Mais la région est également en proie à un conflit qui dure depuis des décennies, lié à l'histoire de l'ingérence post-coloniale des puissances occidentales et à l'héritage du génocide rwandais de 1994.
Qu'a-t-on discuté jusqu'à présent ?
Avant l'implication de Washington, le Qatar avait organisé à la mi-mars une rencontre surprise entre le président congolais Félix Tshisekedi et son homologue rwandais Paul Kagame. Les deux dirigeants avaient exprimé leur volonté d'un cessez-le-feu et de négociations pour mettre fin au conflit, selon une déclaration conjointe.
Des réunions ultérieures à Doha entre des responsables congolais et des représentants d'une coalition de milices ont conduit à des engagements pour résoudre le conflit pacifiquement. Puis, fin avril, les ministres des Affaires étrangères du Congo et du Rwanda se sont rencontrés à Washington pour signer une déclaration de principes sur la voie de la paix.
Les deux nations se sont engagées à respecter la souveraineté et l'intégrité territoriale de l'autre. Le secrétaire d'État américain Marco Rubio a signé en tant que témoin, mais les deux ministres ont évité les poignées de main traditionnelles lors de la conférence de presse qui a suivi.
« Les deux pays (RDC et Rwanda) ont jusqu'à présent convenu de mettre fin au soutien aux groupes armés qui déstabilisent la région et de prioriser le retour volontaire des réfugiés congolais déplacés par le conflit », déclare Buchanan.
Qu’en pense la société civile congolaise ?
L'hostilité envers la médiation américaine gagne du terrain dans l'est du Congo et à travers l'Afrique, où beaucoup la considèrent comme un effort dirigé par les élites qui inaugurera une nouvelle vague de pillage des richesses du pays.
« Ces pourparlers n'ont ni bénéfice ni signification. Le président Tshisekedi aurait dû initier des discussions locales pour rechercher une solution locale, car les solutions aux problèmes d'insécurité du Congo nous sont connues », regrette Clovis Mutsuva, militant des droits dans l'est du Congo, dans une interview à TRT Afrika.
Cela reflète la méfiance des populations envers les interventions étrangères, la dernière en date ayant vu la reddition humiliante de centaines de mercenaires roumains amenés par le gouvernement congolais pour combattre aux côtés de l'armée dans le conflit.
Des rapports indiquent que les Roumains étaient payés 50 fois plus que les recrues militaires locales.
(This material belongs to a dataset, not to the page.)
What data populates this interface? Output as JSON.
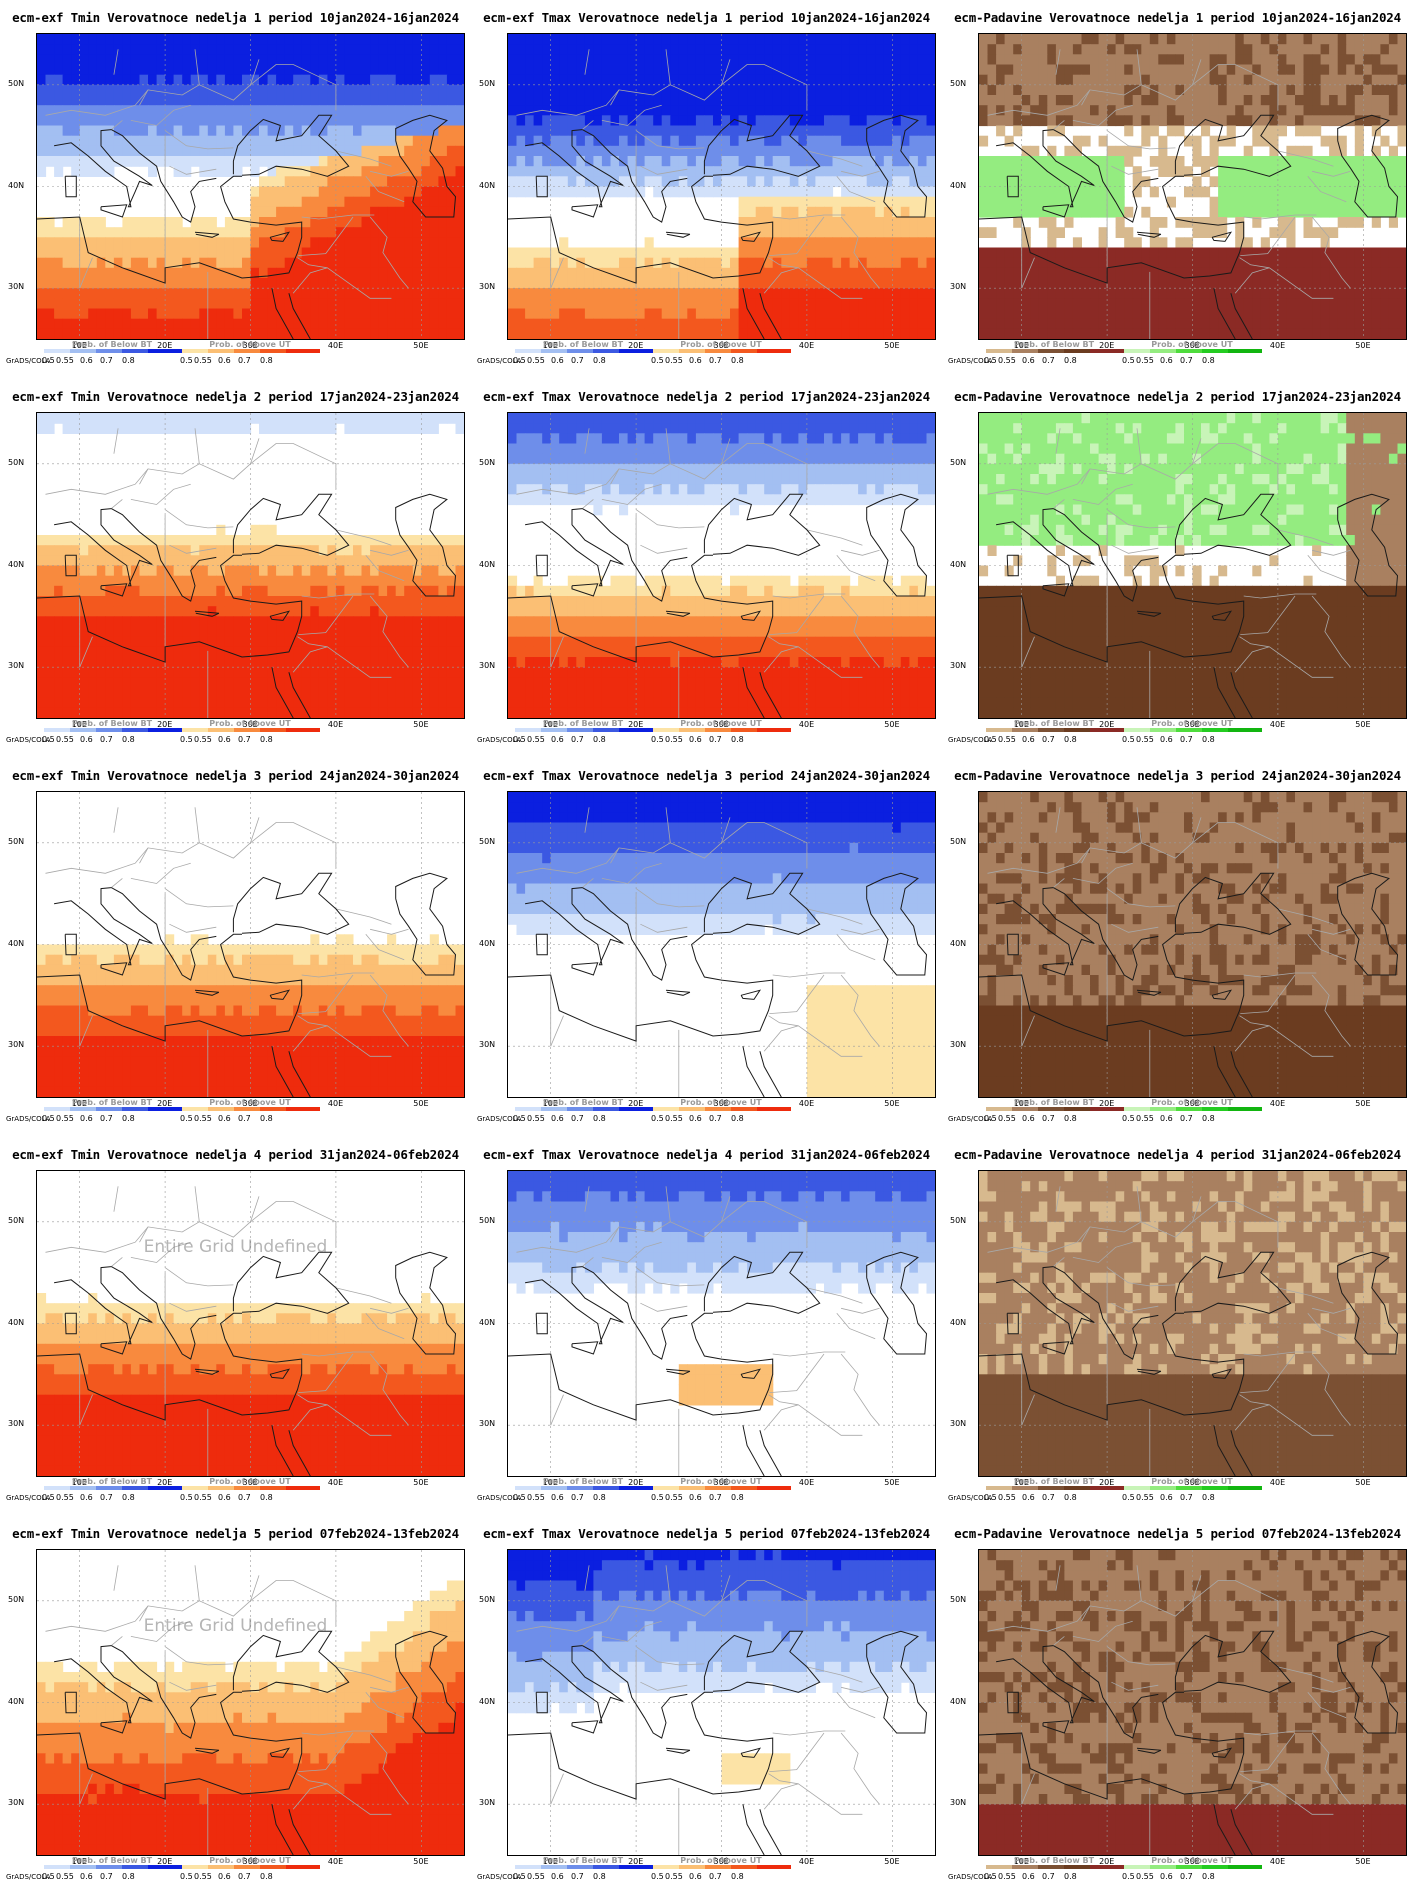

« Nous avons notre propre capacité à discuter de nos problèmes et à trouver des solutions. Les interventions externes ne sont conçues que pour piller nos ressources », affirme Mutsuva.
Comment en sommes-nous arrivés là ?
Une récente escalade des combats entre soldats congolais et rebelles du M23 depuis décembre 2024 a fait des milliers de morts parmi les civils et déplacé plus de 500 000 personnes, selon l'ONU.
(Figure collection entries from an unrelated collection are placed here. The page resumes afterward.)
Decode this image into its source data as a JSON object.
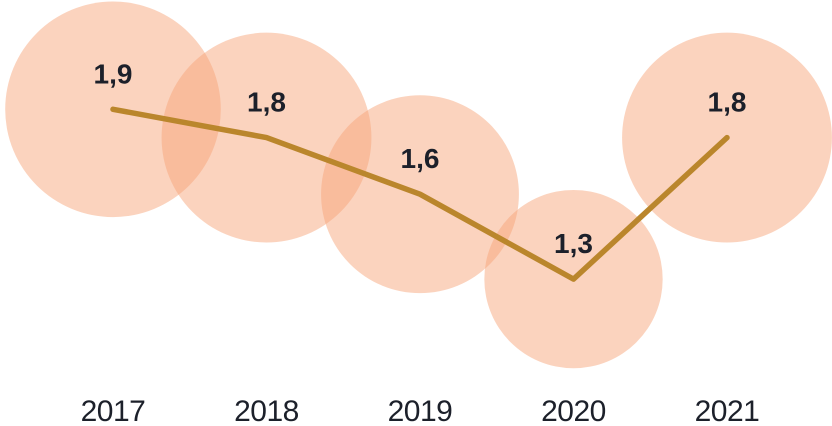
{
  "chart_data": {
    "type": "line",
    "subtype": "line-with-proportional-bubble-markers",
    "categories": [
      "2017",
      "2018",
      "2019",
      "2020",
      "2021"
    ],
    "series": [
      {
        "name": "value",
        "values": [
          1.9,
          1.8,
          1.6,
          1.3,
          1.8
        ]
      }
    ],
    "value_labels": [
      "1,9",
      "1,8",
      "1,6",
      "1,3",
      "1,8"
    ],
    "title": "",
    "xlabel": "",
    "ylabel": "",
    "ylim": [
      1.0,
      2.2
    ],
    "grid": false,
    "legend_position": "none",
    "axes_visible": false,
    "decimal_separator": ",",
    "bubble_area_proportional_to_value": true,
    "colors": {
      "bubble": "#F7A377",
      "bubble_opacity": 0.48,
      "line": "#BA862C",
      "value_label": "#1C202A",
      "axis_label": "#1C202A",
      "background": "#FFFFFF"
    }
  }
}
La RDC et l'ONU accusent le Rwanda de soutenir les rebelles, une allégation que Kigali dément. Les rebelles ont étendu leur territoire et contrôlent Goma et Bukavu, les deux plus grandes villes de la région.
Cette flambée de violence a conduit à des avertissements de l'ONU sur un risque de guerre régionale plus large.
Sept armées africaines mobilisées pour aider le Congo à rétablir l'ordre n'ont pas réussi à obtenir des résultats sur le terrain.
De nombreuses tentatives de négociation, y compris une initiative dirigée par l'Union africaine, ont également échoué à stopper les hostilités.
Les accords de paix précédents entre les deux voisins d'Afrique centrale ont échoué en grande partie à cause de la méfiance.